Hey all, let’s remember to keep the tone civilized. Regardless of our disagreements we want this board to be welcoming and remember that at the end of the day, we’re all on the same team here and have extremely similar goals for scientific computing.
@betanalpha is the domain lead for algorithms and has the authority; he just needed me to actually press the merge button. I don’t have any comments on the contents of the PR.
If you or @bbbales2 want to challenge his decision there with the TWG Director (me for now, maybe we change the whole structure soon but let’s talk about the current process) you should feel free. I’ll take your post as essentially starting the ball rolling on that; if that’s not your intent let me know.
I’m not familiar with this code but I’m familiar with this kind of debate; it’s come up a bunch of times in other modules and in many other jobs as a software engineer - we’re essentially arguing about the API of Stan w.r.t. the main HMC sampler. For the Math library, the last time we had an argument about the API we went ahead and formally defined it (late; it had been required since the decision to adopt semantic versioning across the entire project, but never fleshed out).
Since we don’t have an HMC or algorithms API yet, I’d like to ask @betanalpha as the lead to draft one that we can get comments on in the next few days and use to decide if this PR breaks anything in that API and requires a major version bump. If it does, we can pull it out of this 2.21 release before Friday.

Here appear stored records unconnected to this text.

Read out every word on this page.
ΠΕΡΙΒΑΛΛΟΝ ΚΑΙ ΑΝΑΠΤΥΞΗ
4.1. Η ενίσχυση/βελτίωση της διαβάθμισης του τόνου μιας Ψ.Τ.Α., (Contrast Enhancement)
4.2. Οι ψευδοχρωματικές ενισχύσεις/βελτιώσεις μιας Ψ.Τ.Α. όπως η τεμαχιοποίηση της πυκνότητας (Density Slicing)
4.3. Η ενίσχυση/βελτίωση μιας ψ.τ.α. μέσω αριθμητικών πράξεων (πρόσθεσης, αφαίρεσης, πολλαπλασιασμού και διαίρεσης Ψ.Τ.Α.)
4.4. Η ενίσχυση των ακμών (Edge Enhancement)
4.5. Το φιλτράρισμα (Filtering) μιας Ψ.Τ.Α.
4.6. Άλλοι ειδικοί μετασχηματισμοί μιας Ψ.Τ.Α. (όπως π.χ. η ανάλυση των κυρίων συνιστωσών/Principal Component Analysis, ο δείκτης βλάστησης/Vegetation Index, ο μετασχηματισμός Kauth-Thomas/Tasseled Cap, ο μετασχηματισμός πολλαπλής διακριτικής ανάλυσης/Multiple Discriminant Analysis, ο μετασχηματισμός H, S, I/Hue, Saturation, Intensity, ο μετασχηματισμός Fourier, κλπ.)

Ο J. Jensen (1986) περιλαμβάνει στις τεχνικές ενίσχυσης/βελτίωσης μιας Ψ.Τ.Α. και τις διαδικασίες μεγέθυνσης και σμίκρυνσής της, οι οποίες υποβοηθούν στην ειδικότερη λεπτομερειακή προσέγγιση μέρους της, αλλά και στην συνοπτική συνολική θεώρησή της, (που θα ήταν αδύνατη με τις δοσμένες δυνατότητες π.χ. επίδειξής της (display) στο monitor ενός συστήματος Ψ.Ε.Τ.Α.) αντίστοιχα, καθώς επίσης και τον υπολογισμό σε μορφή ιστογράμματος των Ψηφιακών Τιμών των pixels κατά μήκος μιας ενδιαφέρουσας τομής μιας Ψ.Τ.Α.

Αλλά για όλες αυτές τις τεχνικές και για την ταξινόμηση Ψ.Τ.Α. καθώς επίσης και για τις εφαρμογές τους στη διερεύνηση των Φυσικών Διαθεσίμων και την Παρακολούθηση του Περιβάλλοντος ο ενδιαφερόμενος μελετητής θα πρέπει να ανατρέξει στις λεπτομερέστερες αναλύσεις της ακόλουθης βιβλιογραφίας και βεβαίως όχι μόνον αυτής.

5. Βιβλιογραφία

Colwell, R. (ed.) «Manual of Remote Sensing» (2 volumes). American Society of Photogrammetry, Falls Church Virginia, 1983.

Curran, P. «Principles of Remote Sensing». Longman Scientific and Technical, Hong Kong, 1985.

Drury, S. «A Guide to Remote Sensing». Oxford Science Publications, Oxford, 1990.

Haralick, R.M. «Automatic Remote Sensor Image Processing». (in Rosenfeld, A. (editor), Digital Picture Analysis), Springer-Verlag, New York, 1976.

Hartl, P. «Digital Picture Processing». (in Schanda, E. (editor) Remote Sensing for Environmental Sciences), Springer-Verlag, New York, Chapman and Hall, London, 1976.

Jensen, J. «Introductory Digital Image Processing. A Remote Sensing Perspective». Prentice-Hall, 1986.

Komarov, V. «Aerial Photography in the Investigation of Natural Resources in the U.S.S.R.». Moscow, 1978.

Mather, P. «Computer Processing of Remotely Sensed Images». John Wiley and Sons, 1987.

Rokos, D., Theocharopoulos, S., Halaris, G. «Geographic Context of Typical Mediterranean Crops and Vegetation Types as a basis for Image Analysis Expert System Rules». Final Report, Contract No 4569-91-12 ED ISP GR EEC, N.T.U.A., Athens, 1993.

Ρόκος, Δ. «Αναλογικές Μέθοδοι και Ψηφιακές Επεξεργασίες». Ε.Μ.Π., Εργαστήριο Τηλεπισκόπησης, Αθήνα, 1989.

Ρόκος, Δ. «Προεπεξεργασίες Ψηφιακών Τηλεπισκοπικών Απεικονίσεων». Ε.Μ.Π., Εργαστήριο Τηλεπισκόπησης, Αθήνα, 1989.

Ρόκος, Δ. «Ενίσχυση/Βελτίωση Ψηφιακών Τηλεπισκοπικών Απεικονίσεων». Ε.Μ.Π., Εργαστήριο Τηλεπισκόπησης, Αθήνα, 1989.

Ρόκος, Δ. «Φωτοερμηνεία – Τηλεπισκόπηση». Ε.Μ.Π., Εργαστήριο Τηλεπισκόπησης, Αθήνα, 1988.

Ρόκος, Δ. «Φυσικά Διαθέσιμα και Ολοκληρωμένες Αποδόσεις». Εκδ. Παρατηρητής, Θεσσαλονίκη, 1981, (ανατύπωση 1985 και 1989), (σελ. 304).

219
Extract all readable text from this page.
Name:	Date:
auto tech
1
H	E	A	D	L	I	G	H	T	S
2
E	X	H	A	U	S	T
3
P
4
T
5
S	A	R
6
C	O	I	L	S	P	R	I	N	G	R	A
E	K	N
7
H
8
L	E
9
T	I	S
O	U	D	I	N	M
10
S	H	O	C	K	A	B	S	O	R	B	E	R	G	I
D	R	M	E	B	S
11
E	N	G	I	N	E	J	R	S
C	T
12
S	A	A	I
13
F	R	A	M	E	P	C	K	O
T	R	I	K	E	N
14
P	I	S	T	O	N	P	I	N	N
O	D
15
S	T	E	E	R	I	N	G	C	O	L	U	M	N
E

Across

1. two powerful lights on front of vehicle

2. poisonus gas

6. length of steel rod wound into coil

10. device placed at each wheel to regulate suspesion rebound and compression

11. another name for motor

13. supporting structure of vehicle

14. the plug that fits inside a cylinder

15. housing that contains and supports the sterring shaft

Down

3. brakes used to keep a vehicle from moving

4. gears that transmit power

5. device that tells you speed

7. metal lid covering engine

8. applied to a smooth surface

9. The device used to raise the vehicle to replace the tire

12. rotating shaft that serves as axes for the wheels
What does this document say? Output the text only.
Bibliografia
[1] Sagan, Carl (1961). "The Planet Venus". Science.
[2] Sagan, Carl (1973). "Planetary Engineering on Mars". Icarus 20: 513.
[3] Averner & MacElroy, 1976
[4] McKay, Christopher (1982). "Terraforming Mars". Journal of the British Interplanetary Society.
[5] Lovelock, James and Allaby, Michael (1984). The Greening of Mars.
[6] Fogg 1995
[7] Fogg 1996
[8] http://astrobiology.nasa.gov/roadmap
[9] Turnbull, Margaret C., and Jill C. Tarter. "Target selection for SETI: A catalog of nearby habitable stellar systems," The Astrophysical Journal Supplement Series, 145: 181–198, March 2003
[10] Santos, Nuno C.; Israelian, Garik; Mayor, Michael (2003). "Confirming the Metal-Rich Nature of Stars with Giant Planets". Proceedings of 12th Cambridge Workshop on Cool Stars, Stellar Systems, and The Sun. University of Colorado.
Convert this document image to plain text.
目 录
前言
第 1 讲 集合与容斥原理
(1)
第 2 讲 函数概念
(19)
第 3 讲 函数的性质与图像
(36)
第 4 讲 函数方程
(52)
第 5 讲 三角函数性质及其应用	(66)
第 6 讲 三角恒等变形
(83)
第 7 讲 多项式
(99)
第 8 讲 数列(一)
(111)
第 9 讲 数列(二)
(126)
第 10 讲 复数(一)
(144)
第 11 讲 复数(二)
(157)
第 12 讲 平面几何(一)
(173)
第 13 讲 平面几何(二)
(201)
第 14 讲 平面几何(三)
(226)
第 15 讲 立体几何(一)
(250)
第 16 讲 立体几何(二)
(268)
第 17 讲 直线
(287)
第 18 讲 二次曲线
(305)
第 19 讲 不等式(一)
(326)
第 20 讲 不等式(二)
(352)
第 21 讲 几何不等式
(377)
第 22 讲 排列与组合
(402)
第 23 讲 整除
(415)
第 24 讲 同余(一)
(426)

I think once the API is specified explicitly, it will be much more clear what kinds of tests are in-scope for any given PR and what are out-of-scope. These tough decisions must still be made but ideally not totally on a PR-by-PR basis. Judgment will always be involved, but everyone will be happier if there are policies and guidelines for these decisions so everyone knows what to expect.
The algorithms are a really tricky part of Stan because it really requires a lot of diligence and mathematical background to understand why the code works the way it does. That said, I’m a huge fan of finding ways to empirically test anything we want to promise to our users to make sure we know when it changes (and we can make those tests easy to update if need be). So maybe we can find a compromise here where we figure out what we really think is important to promise users and come up with some innovative new tests that verify that.